For the purposes of this Assignment we had to investigate techniques to restrict parallelisation. In the nextflow we can define the number of logical CPU required by the process. We can also specify maxForks, a directive which defines the maximum number
of process instances that can be executed in parallel.
By default this value is equal to the number of CPU cores available minus 1.
If I want to execute my process sequentially (ie WITHOUT parallelisation), I set maxForks to 1.

Error handling

In nextflow.config the errorStrategy directive defines how an error condition is managed by the process. This overrides the default by which the process would stop immediately, terminating the entire pipeline.
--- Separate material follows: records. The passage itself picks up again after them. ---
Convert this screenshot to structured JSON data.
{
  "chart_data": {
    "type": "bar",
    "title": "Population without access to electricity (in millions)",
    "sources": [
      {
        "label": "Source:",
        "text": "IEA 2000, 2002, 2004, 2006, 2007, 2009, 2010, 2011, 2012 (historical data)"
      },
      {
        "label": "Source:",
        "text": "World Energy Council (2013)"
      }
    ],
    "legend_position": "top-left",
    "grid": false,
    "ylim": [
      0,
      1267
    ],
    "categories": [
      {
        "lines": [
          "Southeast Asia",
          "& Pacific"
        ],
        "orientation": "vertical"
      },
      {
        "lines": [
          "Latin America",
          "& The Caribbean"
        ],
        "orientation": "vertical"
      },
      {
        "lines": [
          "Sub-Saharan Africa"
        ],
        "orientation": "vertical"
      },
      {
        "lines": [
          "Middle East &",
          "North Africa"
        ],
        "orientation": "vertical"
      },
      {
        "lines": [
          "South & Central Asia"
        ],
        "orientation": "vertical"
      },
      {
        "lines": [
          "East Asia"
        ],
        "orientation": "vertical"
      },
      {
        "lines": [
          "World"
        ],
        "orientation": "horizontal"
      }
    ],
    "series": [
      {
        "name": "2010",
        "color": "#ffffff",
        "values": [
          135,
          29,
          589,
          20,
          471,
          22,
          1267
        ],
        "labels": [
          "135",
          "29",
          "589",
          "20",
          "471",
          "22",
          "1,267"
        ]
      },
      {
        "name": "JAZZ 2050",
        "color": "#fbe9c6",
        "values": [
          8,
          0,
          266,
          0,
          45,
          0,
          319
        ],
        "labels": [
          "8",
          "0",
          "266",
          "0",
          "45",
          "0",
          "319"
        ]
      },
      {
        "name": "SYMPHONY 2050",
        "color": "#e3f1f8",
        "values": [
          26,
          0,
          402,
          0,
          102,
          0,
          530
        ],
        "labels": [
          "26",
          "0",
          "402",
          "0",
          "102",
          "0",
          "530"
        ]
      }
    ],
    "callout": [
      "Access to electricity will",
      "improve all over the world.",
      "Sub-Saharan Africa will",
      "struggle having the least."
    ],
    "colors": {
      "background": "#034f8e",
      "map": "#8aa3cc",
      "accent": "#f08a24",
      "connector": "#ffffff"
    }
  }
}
In nextflow.config the maxErrors directive specifies
the maximum number of times a process can fail when using the retry error strategy. Similarly, maxRetries defines the maximum number of times the same process execution can be retried in case of an error. Useful when querying remote server, as in this case.

Useful resources:

  • WikiData SPARQL query https://query.wikidata.org/
  • CDK https://github.com/egonw/cdkbook
  • CDK http://cdk.github.io/cdk/latest/docs/api/index.html
  • SMILES http://opensmiles.org/opensmiles.html
  • Isomeric SMILES https://www.wikidata.org/wiki/Property:P2017
  • JPlogP https://jcheminf.biomedcentral.com/articles/10.1186/s13321-018-0316-5
  • Nextflow https://www.nextflow.io/docs/latest/basic.html
  • Ubuntu and the command line https://tutorials.ubuntu.com/tutorial/command-line-for-beginners#0

References

  • Plante J, Werner S. JPlogP: an improved logP predictor trained using predicted data. Journal of Cheminformatics. 2018;10(1):61.
  • Di Tommaso P, Chatzou M, Floden EW, Barja PP, Palumbo E, Notredame C. Nextflow enables reproducible computational workflows. Nature biotechnology. 2017;35(4):316-9.